According to Kausikan, no country can avoid engaging with both the US and China, since dealing with both simultaneously is a necessary condition for dealing effectively with either. "Without the US, there can be no balance to China anywhere. And without engagement with China, the US may well take us for granted," he remarked during the course of the lecture.

He used the occasion to drive home the point that competition was an inherent characteristic of relations among sovereign states, never entirely absent at some level of intensity in all the international relationships.

Kausikan also explained that the conflict between the West and Russia over Ukraine that led to the annexation of Crimea, and the present war arose because of differences of values or interests.

"Every country has its own values, which are still of interest to them, even if you find them abhorrent, and you will have to deal with them, whether by diplomacy or deterrence. The West and Europe in particular, confuse posture for policy and feeling virtuous for action. Nothing really effective was done about Crimea until it was too late to stop the current war," he pointed out.

During the course of the lecture, the veteran Singaporean diplomat described as an "illusion" the idea that as China reformed and opened up economically, its political system would move in a relatively more open direction.

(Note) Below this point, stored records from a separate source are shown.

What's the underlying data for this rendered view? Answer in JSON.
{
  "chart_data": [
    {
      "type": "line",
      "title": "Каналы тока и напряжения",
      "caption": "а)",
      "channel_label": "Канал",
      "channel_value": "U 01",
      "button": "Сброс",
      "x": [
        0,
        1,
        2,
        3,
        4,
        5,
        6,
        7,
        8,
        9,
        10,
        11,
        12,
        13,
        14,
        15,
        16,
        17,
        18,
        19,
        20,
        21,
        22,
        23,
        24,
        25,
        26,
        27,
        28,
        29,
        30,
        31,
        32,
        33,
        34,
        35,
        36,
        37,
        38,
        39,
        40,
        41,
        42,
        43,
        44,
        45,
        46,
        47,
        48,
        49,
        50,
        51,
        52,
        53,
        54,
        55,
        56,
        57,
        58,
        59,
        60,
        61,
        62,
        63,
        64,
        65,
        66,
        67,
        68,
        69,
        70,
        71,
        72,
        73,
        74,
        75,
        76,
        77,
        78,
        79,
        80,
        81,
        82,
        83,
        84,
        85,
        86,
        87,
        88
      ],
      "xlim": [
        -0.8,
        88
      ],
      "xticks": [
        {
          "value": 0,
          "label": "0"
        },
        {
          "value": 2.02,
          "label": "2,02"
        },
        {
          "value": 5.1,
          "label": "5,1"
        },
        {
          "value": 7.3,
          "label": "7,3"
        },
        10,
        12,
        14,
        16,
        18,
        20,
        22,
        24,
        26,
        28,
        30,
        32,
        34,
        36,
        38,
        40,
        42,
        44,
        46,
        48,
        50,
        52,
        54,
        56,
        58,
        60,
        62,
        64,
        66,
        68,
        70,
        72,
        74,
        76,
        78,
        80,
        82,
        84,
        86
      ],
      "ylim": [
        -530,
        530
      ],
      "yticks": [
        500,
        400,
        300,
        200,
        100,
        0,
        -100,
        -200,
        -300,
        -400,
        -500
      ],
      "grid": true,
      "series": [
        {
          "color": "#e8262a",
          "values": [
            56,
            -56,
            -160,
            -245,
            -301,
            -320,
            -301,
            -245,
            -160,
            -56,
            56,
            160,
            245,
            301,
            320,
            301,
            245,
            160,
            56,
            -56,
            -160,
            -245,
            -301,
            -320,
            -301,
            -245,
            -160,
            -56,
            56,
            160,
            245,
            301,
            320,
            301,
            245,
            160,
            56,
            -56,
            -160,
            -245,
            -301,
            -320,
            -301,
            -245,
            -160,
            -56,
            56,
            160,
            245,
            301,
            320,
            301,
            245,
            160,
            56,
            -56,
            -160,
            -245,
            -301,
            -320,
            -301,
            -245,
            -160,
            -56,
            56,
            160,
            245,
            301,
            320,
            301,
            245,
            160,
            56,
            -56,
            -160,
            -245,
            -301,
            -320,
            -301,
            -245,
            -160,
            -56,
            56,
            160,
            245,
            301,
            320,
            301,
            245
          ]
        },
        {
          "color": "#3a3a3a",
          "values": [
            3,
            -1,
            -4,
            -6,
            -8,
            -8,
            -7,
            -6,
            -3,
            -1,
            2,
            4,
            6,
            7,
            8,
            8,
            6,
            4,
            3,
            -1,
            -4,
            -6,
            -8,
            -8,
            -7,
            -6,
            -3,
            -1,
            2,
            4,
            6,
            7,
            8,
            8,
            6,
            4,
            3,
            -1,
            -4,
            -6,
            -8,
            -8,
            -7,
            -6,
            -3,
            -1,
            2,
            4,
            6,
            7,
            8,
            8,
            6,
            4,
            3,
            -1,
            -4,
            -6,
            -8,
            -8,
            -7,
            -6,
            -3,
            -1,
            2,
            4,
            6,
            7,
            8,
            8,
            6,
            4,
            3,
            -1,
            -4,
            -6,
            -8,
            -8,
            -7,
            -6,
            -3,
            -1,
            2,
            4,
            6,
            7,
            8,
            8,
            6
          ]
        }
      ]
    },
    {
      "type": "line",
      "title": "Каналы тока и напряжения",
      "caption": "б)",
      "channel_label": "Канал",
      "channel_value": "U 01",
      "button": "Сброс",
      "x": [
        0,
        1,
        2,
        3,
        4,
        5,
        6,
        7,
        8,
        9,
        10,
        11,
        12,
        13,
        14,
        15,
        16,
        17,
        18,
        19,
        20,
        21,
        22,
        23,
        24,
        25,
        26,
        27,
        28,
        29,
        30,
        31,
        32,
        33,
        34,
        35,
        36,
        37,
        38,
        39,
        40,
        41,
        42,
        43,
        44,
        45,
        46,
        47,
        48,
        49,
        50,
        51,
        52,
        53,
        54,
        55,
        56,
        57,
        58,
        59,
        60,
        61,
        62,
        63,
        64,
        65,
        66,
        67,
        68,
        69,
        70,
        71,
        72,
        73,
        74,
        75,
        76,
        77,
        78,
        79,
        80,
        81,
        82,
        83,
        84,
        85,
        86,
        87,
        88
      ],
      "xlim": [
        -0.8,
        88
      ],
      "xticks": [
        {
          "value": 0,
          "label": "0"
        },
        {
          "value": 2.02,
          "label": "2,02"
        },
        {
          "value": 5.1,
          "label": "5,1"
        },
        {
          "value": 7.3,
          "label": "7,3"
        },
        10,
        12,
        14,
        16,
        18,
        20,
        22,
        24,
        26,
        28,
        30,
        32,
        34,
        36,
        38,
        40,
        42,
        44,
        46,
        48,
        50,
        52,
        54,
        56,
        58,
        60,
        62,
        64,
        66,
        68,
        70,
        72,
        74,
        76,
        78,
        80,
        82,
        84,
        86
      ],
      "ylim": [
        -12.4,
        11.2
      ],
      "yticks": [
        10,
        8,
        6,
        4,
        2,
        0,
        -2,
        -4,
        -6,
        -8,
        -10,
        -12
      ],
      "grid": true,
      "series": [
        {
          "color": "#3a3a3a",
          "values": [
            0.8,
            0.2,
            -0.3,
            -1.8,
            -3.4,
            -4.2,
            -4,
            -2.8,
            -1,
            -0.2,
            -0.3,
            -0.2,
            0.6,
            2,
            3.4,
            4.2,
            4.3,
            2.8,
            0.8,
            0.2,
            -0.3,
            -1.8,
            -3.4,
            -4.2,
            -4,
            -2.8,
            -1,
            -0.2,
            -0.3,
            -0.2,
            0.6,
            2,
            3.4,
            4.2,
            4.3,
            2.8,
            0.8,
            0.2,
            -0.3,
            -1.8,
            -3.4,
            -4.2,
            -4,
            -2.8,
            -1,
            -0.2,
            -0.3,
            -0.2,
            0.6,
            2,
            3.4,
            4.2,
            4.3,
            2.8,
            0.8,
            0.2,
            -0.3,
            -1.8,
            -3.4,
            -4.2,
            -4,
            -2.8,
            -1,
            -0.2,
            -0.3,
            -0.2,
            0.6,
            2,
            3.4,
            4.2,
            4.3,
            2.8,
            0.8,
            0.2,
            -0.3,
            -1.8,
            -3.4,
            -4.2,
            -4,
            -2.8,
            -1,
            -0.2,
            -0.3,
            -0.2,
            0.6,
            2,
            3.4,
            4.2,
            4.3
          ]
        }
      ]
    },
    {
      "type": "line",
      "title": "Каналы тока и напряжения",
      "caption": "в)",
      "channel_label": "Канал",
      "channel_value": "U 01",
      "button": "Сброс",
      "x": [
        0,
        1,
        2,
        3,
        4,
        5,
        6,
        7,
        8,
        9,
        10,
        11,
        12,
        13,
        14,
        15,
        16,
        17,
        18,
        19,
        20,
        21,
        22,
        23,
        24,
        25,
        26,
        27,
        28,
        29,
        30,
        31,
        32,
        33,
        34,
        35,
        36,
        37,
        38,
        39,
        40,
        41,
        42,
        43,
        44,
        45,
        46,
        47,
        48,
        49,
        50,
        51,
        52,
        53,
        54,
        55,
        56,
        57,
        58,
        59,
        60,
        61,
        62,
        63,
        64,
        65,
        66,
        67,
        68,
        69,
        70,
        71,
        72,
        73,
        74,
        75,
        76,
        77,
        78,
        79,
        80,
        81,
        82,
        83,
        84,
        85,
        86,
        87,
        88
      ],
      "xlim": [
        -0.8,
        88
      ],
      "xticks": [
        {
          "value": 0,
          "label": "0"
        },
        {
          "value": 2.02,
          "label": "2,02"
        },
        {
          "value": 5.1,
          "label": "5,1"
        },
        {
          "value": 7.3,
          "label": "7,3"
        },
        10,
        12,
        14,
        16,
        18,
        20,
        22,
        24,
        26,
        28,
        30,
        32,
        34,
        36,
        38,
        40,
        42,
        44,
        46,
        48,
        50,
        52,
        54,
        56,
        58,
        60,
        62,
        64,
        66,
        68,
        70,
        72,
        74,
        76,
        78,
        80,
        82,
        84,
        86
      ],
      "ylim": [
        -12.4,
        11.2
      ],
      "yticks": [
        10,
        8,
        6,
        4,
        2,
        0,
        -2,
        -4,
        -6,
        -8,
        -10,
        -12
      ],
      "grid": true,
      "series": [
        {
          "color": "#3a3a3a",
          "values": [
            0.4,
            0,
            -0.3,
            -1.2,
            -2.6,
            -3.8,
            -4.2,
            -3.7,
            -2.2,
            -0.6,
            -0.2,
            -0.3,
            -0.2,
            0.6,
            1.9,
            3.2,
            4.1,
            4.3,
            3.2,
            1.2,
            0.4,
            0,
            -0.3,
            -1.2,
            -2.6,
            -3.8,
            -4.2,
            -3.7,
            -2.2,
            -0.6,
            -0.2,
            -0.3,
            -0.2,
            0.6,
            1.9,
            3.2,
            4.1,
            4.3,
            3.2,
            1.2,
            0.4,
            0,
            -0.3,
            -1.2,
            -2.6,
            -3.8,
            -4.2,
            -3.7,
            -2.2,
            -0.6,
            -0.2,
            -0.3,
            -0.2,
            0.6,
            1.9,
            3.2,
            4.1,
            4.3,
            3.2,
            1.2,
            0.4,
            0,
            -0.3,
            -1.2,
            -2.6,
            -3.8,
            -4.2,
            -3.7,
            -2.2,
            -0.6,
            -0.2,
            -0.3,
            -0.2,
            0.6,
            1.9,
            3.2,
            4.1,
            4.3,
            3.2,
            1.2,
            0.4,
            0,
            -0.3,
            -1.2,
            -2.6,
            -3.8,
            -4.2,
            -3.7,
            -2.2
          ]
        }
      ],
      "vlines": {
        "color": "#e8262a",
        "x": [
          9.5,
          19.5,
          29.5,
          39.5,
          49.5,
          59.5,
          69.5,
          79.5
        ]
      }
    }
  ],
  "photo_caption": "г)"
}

"We owe President Xi Jinping a vote of thanks for making it clear to all except the terminally naive, that the purpose of reform in a Leninist system is always and only to strengthen and entrench the power of the vanguard party. Similarly, the US and Europe ought to thank Mr. Putin for inadvertently rescuing and revitalizing the idea of the West," Kausikan remarked.

The Atal Bihari Vajpayee Memorial Lecture series is organized by the Ministry of External Affairs as a tribute to late Prime Minister Vajpayee who contributed immensely to crafting India’s Foreign Policy both as External Affairs Minister and as Prime Minister.